We analyzed Glassdoor.com data to summarize 10 interview questions for Data Scientist Interview positions. How many can you answer?
“How do you take millions of users with 100's of transactions each, amongst 10k's of products and group the users together in a meaningful segments?”
You're about to get on a plane to Seattle. You want to know if you should bring an umbrella. You call 3 random friends of yours who live there and ask each independently if it's raining. Each of your friends has a 2/3 chance of telling you the truth and a 1/3 chance of messing with you by lying. All 3 friends tell you that "Yes" it is raining. What is the probability that it's actually raining in Seattle?

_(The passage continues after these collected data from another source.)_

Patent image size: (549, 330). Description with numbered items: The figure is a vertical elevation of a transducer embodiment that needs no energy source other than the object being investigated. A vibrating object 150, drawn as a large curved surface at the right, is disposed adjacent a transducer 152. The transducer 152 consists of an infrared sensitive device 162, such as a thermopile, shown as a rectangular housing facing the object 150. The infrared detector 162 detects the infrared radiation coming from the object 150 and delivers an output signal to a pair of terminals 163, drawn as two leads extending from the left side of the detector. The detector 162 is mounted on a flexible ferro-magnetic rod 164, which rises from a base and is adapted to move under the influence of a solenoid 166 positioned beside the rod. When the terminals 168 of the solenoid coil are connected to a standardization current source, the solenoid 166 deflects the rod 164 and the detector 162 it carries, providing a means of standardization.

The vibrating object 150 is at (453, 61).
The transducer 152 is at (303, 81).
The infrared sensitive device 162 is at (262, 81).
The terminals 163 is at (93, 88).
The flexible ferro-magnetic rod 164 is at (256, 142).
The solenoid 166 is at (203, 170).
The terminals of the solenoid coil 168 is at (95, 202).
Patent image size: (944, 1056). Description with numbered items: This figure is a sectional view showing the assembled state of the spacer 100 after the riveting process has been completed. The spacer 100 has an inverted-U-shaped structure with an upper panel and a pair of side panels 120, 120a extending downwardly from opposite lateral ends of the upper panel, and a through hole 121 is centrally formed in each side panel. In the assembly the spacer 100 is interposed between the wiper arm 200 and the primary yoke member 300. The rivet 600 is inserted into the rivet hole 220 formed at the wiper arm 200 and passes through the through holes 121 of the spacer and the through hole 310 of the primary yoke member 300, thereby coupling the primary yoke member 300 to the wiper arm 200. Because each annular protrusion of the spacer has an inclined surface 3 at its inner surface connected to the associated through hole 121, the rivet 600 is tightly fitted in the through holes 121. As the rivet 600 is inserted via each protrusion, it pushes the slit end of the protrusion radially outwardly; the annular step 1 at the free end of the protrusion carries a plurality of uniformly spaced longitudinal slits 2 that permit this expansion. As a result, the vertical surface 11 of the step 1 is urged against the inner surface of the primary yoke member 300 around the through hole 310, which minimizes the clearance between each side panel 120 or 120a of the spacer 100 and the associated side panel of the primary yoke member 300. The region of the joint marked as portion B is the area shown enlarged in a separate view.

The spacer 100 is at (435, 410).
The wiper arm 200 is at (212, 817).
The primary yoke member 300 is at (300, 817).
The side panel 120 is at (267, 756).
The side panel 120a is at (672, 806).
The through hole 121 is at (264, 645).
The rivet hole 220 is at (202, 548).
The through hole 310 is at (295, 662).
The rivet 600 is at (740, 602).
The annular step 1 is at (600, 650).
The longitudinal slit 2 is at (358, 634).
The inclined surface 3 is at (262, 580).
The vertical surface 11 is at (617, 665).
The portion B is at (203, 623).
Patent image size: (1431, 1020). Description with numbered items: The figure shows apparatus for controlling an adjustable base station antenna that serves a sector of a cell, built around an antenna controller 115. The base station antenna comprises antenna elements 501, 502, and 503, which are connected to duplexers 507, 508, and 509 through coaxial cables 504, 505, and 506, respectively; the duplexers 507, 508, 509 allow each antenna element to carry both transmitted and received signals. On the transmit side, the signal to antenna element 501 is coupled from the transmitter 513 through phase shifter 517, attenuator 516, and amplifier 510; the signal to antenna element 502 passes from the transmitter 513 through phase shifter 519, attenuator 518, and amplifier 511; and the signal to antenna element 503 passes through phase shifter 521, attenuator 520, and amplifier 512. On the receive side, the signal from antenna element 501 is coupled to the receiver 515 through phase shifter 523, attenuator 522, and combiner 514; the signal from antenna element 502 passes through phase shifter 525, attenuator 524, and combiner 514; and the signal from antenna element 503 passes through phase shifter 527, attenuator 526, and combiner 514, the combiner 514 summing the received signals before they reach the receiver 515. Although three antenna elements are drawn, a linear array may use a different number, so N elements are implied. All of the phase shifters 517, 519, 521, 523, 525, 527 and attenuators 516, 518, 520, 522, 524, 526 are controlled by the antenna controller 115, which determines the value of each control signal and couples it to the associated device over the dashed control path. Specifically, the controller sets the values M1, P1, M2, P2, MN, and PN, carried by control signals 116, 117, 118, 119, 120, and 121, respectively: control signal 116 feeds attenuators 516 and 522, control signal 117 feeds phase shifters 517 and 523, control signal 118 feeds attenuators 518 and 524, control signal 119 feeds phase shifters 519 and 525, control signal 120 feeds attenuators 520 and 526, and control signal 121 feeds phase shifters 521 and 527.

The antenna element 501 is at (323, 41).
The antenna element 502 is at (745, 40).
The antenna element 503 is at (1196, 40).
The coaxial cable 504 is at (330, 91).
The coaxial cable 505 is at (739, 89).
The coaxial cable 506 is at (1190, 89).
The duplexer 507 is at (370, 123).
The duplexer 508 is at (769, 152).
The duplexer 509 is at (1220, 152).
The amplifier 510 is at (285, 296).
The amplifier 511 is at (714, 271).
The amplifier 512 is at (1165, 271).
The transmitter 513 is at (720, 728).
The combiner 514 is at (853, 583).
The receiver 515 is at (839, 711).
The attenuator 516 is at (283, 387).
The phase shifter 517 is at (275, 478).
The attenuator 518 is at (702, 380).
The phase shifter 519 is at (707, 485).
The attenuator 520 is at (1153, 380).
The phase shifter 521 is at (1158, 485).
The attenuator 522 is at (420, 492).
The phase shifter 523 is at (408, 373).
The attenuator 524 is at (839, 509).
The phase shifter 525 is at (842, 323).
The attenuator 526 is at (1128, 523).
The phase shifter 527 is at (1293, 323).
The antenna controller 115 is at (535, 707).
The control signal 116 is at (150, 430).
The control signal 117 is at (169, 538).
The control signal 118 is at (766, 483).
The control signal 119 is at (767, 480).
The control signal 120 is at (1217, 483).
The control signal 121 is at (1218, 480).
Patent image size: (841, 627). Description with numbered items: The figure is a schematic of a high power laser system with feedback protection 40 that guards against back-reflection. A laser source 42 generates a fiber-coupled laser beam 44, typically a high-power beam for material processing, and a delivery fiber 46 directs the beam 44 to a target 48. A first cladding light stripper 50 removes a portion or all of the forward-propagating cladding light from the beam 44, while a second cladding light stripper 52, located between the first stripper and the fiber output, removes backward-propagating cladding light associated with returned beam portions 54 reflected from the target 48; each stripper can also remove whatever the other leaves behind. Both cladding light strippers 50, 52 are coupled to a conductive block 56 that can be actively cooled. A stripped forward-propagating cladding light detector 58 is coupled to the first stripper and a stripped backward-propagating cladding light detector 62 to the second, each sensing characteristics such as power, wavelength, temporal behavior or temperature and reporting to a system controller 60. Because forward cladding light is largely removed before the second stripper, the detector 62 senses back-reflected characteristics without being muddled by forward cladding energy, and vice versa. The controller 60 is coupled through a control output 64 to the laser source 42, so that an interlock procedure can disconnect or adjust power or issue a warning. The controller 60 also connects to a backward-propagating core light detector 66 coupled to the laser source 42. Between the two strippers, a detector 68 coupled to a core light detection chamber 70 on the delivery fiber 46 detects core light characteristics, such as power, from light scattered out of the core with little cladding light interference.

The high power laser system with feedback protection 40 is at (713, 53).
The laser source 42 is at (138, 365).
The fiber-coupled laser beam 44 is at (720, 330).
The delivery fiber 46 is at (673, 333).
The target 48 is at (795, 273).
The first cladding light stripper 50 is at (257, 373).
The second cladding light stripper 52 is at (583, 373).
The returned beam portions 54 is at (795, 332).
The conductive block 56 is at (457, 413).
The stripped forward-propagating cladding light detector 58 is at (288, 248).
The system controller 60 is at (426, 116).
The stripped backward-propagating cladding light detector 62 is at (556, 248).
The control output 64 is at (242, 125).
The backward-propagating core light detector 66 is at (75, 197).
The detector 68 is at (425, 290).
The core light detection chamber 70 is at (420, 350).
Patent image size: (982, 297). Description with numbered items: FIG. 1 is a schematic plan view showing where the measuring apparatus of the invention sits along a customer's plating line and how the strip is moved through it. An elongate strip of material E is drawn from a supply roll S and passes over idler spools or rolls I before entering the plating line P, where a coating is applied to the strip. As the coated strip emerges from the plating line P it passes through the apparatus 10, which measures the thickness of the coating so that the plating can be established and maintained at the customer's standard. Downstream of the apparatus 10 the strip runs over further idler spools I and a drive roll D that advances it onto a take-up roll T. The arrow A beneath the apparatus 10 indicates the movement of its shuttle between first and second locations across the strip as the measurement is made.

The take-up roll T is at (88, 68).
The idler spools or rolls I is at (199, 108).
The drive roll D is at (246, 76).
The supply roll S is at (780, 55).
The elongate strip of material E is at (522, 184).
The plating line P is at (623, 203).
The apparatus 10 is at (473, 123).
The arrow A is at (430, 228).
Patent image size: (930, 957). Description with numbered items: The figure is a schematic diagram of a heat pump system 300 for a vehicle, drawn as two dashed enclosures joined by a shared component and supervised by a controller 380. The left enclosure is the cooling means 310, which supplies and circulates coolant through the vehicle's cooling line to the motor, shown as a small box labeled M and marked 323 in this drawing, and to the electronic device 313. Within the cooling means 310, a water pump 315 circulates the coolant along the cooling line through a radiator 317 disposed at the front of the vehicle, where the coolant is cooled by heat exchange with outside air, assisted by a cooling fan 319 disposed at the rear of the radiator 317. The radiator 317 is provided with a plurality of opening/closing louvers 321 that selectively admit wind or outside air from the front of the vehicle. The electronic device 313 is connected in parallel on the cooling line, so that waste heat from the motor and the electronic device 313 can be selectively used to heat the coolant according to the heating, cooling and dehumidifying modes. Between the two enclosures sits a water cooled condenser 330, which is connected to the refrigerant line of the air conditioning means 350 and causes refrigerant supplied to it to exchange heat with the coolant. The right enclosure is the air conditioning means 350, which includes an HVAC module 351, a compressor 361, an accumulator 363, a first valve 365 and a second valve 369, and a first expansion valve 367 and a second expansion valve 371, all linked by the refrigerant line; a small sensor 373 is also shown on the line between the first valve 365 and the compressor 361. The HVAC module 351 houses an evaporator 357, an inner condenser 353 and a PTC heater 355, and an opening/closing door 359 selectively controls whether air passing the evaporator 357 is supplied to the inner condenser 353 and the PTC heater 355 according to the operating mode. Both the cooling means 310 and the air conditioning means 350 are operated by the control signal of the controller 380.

“How do you know if one algorithm is better than other?”
4) Goldman Sachs
There's one box - has 12 black and 12 red cards, 2nd box has 24 black and 24 red; if you want to draw 2 cards at random from one of the 2 boxes, which box has the higher probability of getting the same color? Can you tell intuitively why the 2nd box has a higher probability
5) American Express
We have like million card members and along with their transactions. Also, we have 10k restaurants and 1k coupons to eat food. Give a method that can be used to pass along the coupons to the users given that some users have already got their coupons so far.
Given two lists of sorted integers, develop an algorithm to sort these numbers into a single list efficiently.
“How do you find out trending queries/topics? How do you test a website feature i.e. given a set of web pages and few changes, how will you find out that the change works positively?”
You are compiling a report for user content uploaded every month and notice a spike in uploads in October. In particular, a spike in picture uploads. What might you think is the cause of this, and how would you test it?
Imagine you have N pieces of rope in a bucket. You reach in and grab one end-piece, then reach in and grab another end-piece, and tie those two together. What is the expected value of the number of loops in the bucket?
“How do you test whether a new credit risk scoring model works? What data would you look at?”